La forme des vérifications & enregistremens fut donc ainsi substituée au droit dont le parlement avoit toûjours joüi, de concourir avec le souverain à la formation de la loi. Le parlement conserva pour les vérifications la même liberté de suffrages qu’il avoit, lorsque les ordonnances étoient délibérées en parlement ; & si le régent dans son ordonnance du 27 Janvier 1359, n’a pas expliqué que cette liberté étoit conservée au parlement, c’est que la chose étoit assez sensible d’elle-même, étant moins un droit nouveau qu’une suite du premier droit de cette compagnie. C’eût été d’ailleurs une entreprise impraticable à ce prince, sur tout dans un tems de régence, d’abroger entierement des usages aussi anciens que précieux pour la nation & pour les intérêts même du roi ; on ne peut présumer une telle idée dans un prince encore entouré de vassaux qui disputoient de puissance avec leur souverain : ce fut assez pour le régent d’affranchir le roi de l’espece d’esclavage où étoient ses prédécesseurs de ne pouvoir former le projet d’aucune loi sans le concours du parlement ; il se contenta de recouvrer la vraie prérogative du sceptre, & dont nos premiers rois usoient en dirigeant seuls ou avec leur conseil particulier, les lois qu’ils proposoient ensuite aux champs de Mars & de Mai.

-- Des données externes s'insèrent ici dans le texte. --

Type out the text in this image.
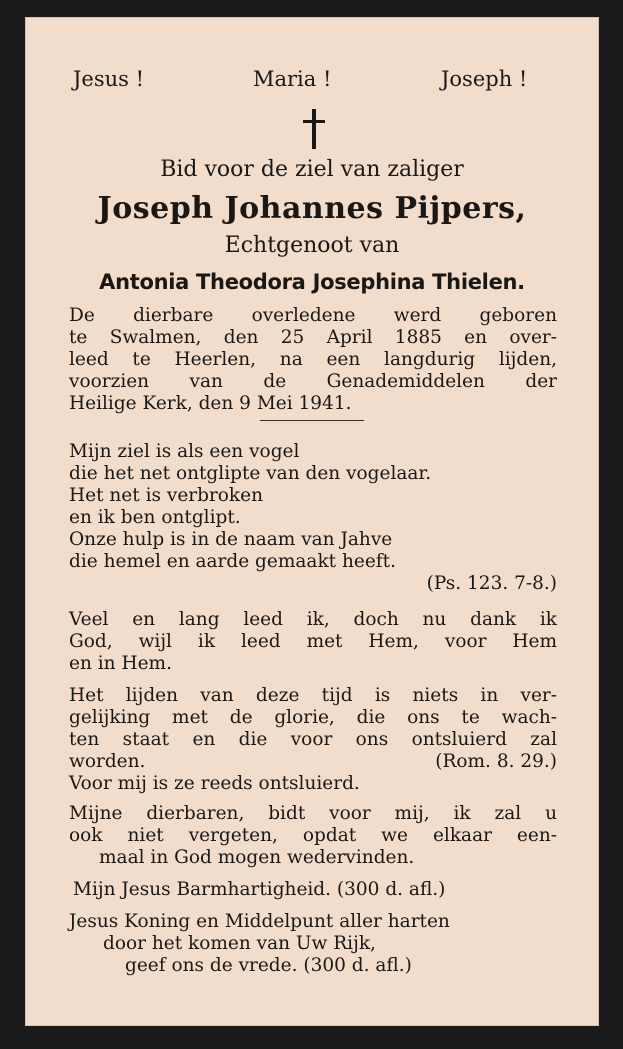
Jesus !	Maria !	Joseph !
Bid voor de ziel van zaliger
Joseph Johannes Pijpers,
Echtgenoot van
Antonia Theodora Josephina Thielen.
De dierbare overledene werd geboren
te Swalmen, den 25 April 1885 en over-
leed te Heerlen, na een langdurig lijden,
voorzien van de Genademiddelen der
Heilige Kerk, den 9 Mei 1941.
Mijn ziel is als een vogel
die het net ontglipte van den vogelaar.
Het net is verbroken
en ik ben ontglipt.
Onze hulp is in de naam van Jahve
die hemel en aarde gemaakt heeft.
(Ps. 123. 7-8.)
Veel en lang leed ik, doch nu dank ik
God, wijl ik leed met Hem, voor Hem
en in Hem.
Het lijden van deze tijd is niets in ver-
gelijking met de glorie, die ons te wach-
ten staat en die voor ons ontsluierd zal
worden.	(Rom. 8. 29.)
Voor mij is ze reeds ontsluierd.
Mijne dierbaren, bidt voor mij, ik zal u
ook niet vergeten, opdat we elkaar een-
maal in God mogen wedervinden.
Mijn Jesus Barmhartigheid. (300 d. afl.)
Jesus Koning en Middelpunt aller harten
door het komen van Uw Rijk,
geef ons de vrede. (300 d. afl.)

Le roi Jean, & Charles son fils en qualité de régent du royaume, envoyerent donc leurs lois toutes dressées au parlement, qui les vérifia & enregistra avec toute liberté de suffrages. On fit des remontrances selon l’exigence des cas, pour justifier les motifs de son refus, ainsi que cela s’est toûjours pratiqué depuis : en quoi nos rois ont de leur part suivi cette belle parole que Cassiodore rapporte de Thierri roi d’Italie, pro æquitate servandâ etiam nobis patimur contradici.

L’enregistrement des nouvelles ordonnances n’est pas comme l’on voit un simple cérémonial ; & en insérant la loi dans les registres, l’objet n’est pas seulement d’en donner connoissance aux magistrats & aux peuples, mais de lui donner le caractere de loi, qu’elle n’auroit point sans la vérification & enregistrement, lesquels se font en vertu de l’autorité que le roi lui même a confiée à son parlement.

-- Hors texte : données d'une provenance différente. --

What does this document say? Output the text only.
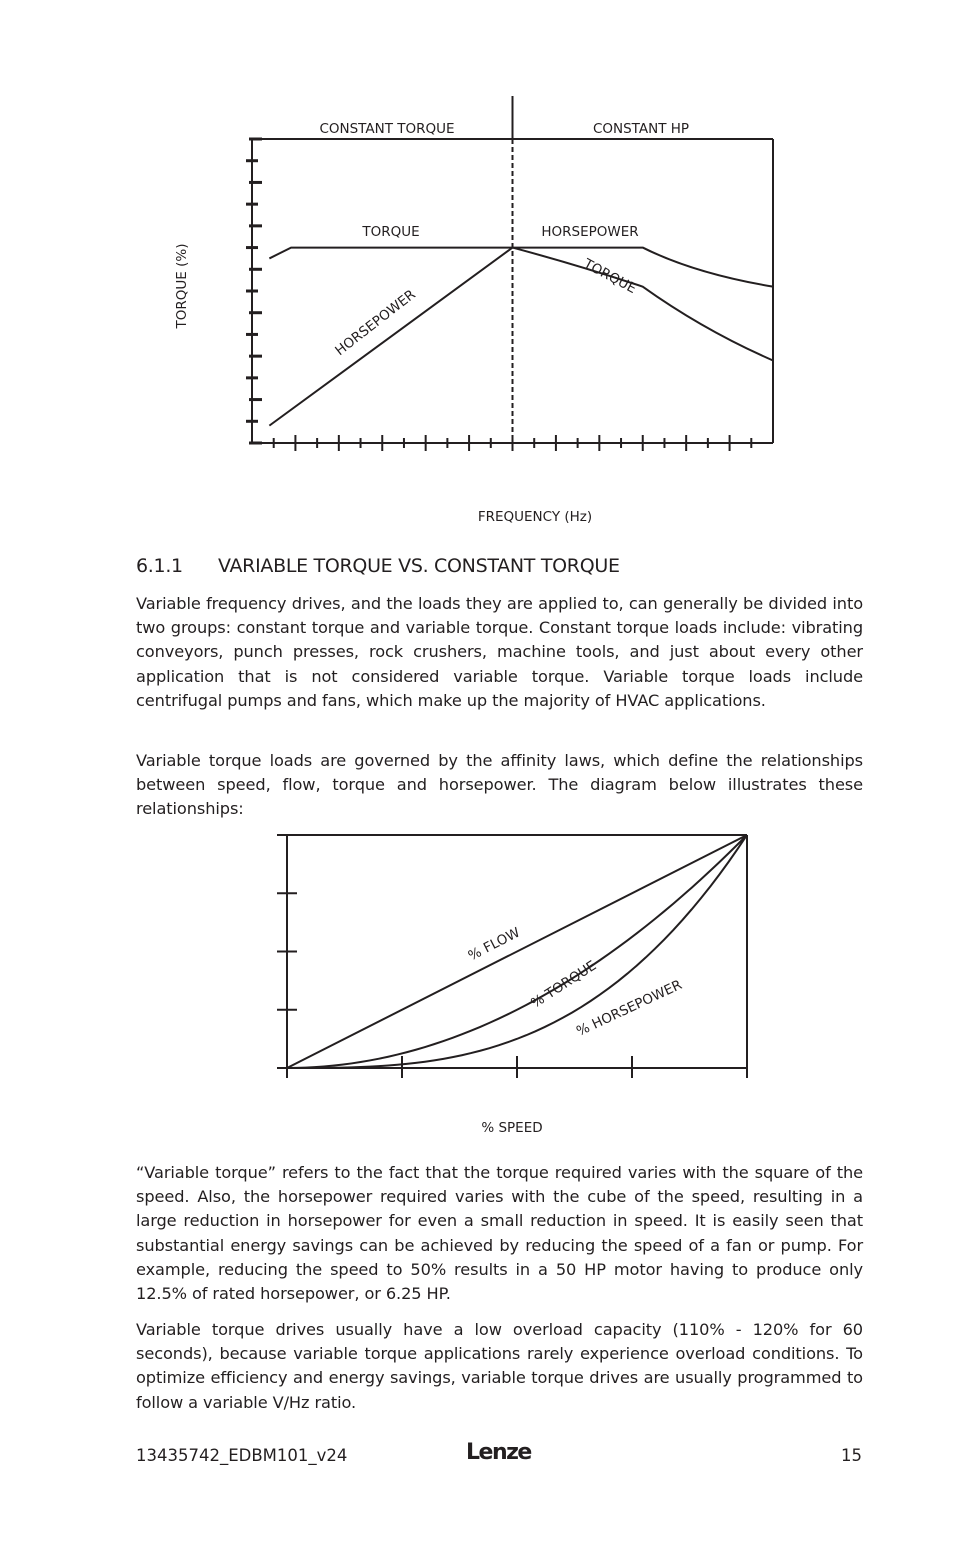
CONSTANT TORQUE	CONSTANT HP
TORQUE	HORSEPOWER
HORSEPOWER
TORQUE
FREQUENCY (Hz)
TORQUE (%)
6.1.1 VARIABLE TORQUE VS. CONSTANT TORQUE

Variable frequency drives, and the loads they are applied to, can generally be divided into two groups: constant torque and variable torque. Constant torque loads include: vibrating conveyors, punch presses, rock crushers, machine tools, and just about every other application that is not considered variable torque. Variable torque loads include centrifugal pumps and fans, which make up the majority of HVAC applications.

Variable torque loads are governed by the affinity laws, which define the relationships between speed, flow, torque and horsepower. The diagram below illustrates these relationships:

% FLOW
% TORQUE
% HORSEPOWER
% SPEED

“Variable torque” refers to the fact that the torque required varies with the square of the speed. Also, the horsepower required varies with the cube of the speed, resulting in a large reduction in horsepower for even a small reduction in speed. It is easily seen that substantial energy savings can be achieved by reducing the speed of a fan or pump. For example, reducing the speed to 50% results in a 50 HP motor having to produce only 12.5% of rated horsepower, or 6.25 HP.

Variable torque drives usually have a low overload capacity (110% - 120% for 60 seconds), because variable torque applications rarely experience overload conditions. To optimize efficiency and energy savings, variable torque drives are usually programmed to follow a variable V/Hz ratio.

13435742_EDBM101_v24	Lenze	15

Pour être convaincu de cette vérité, il suffit de rapporter deux témoignages non-suspects à ce sujet ; l’un de Louis XI. lequel disoit que c’est la coûtume de publier au parlement tous accords, qu’autrement ils seroient de nulle valeur ; l’autre de Charles IX. lequel en 1561 faisoit dire au pape par son ambassadeur, qu’aucun édit, ordonnance, ou autres actes n’ont force de loi publique dans le royaume, qu’il n’en ait été délibéré au parlement.

Nos rois en parlant de l’examen que les cours font des nouveaux réglemens qui leur sont présentés, l’ont eux-mêmes souvent qualifié de vérification ou enregistrement comme termes synonymes.

C’est ainsi que Charles régent du royaume, & qui fut depuis le roi Charles V. s’explique dans une ordonnance du dernier Novembre 1358 ; il défend aux gens des comptes qu’ils ne passent, vérifient, ou enregistrent en la chambre aucunes lettres contraires à cette ordonnance.

L’ordonnance de Roussillon, article 35, porte que les vérifications des cours de parlement sur les édits, ordonnances, & lettres patentes, seront faites en françois.

Celle qui fut faite au mois d’Octobre pour la Bretagne, porte que la cour procédera en toute diligence à la vérification des édits & lettres patentes.

L’édit d’Henri IV. du mois de Janvier 1597, art. 2. veut que si-tôt que les édits & ordonnances ont été

renvoyés aux cours souveraines, il soit promptement procédé à la vérification, &c.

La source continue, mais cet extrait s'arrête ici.